Groome was optioned to Triple-A El Paso to begin the 2023 season, and was one of San Diego's final roster cuts after pitching to a 1.29 ERA with 13 strikeouts in 5 spring appearances. He spent the year with Triple–A El Paso, struggling to a 4–10 record and 8.55 ERA with 137 strikeouts across 30 starts.

Groome was again optioned to Triple-A El Paso to begin the 2024 season. In three starts for the Chihuahuas, he compiled a 3.60 ERA with five strikeouts across five innings pitched. On June 4, 2024, MLB suspended Groome for one year for violating their gambling policy.
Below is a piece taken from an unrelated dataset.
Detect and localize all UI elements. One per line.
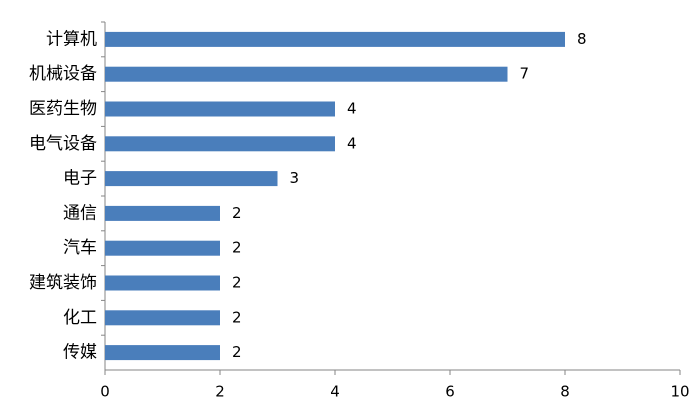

On June 5, 2025, Groome was reinstated from the restricted list; however he was subsequently non-tendered by the Padres and became a free agent.

===Kansas City Monarchs===
On February 5, 2026, Groome signed with the Caliente de Durango of the Mexican League. However, on March 11, Groome was signed by the Kansas City Monarchs of the American Association of Professional Baseball.

==Pitching style==
At the time of the MLB draft, Groome threw a four-seam fastball between 92–96 mph, a changeup, and a curveball. After recovering from Tommy John surgery, his fastball velocity declined to 90–94 mph, but he also developed a cut fastball and a two-seam fastball.

==Personal life==
Groome has two older sisters and two younger brothers. As of November 2020, Jay Groome was living in Fort Myers, Florida. In December 2020, Groome married Amanda Muller, also of Barnegat, New Jersey; the two were expecting their first child in July 2021.